Vulnerabilities

The Vulnerabilities area is your coordinated vulnerability disclosure (CVD) workspace. It's where security weaknesses reported about your products or services are collected, triaged, and tracked all the way through to fix and disclosure. Reports submitted through your CVD portal — cvd.application.alxias.se — land here, and you can also log issues your own team discovers.

The page has two panes: a report list on the left and a detail pane on the right. When you have reports, you select one on the left to review and manage it on the right.

Tip: If your company hasn't received any reports yet, the list will be empty and the right pane will simply prompt you to "Select a report". That's normal — the list fills in as reports arrive.

Open the vulnerability register

1. In the left sidebar, under the Global group, click Vulnerabilities.
2. The register opens with the report list on the left and a "Select a report" prompt on the right.
3. If your company has received reports, they appear in the left-hand list. Click any one to load its details on the right.
4. If there are no reports yet, you'll see the empty-state message: "No reports yet — Vulnerability reports submitted via the CVD portal will appear here", along with a "0 reports" counter.
5. Click Refresh at any time to pull in newly submitted reports.

Filter reports by status

1. Click the Status button at the top of the list pane to open the filter menu.
2. Choose a stage to show only reports at that point in their lifecycle:
   • All statuses (the default — shows everything)
   • Received
   • Triaged
   • Fix in progress
   • Fix shipped
   • Disclosed
3. Keep All statuses selected to see every report regardless of stage.
4. To narrow the list by keyword, type in the Search reports… box.

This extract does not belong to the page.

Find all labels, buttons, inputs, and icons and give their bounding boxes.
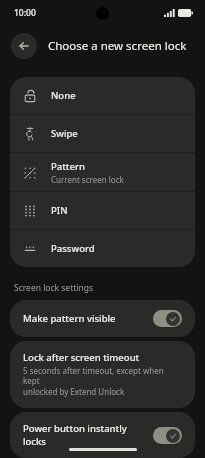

Tip: Combine the status filter with the search box to quickly find, for example, a "Fix in progress" report on a specific component.

Log an internally discovered vulnerability

Use this when your own team finds a weakness rather than receiving it through the CVD portal. An internally discovered vulnerability enters the queue as an internal report and is not subject to the external disclosure deadline.

1. Click the Report button at the top of the list pane to open the "Report a vulnerability" dialog.
2. Enter a clear Title that names the issue.
3. Write a Description explaining the weakness.
4. Set the Severity (it defaults to Medium).
5. Fill in the Affected component and Affected versions if you know them.
6. Click Report vulnerability to add the entry to the queue, or Cancel to close without saving.
7. The new entry then appears in the list, where you can triage and track it.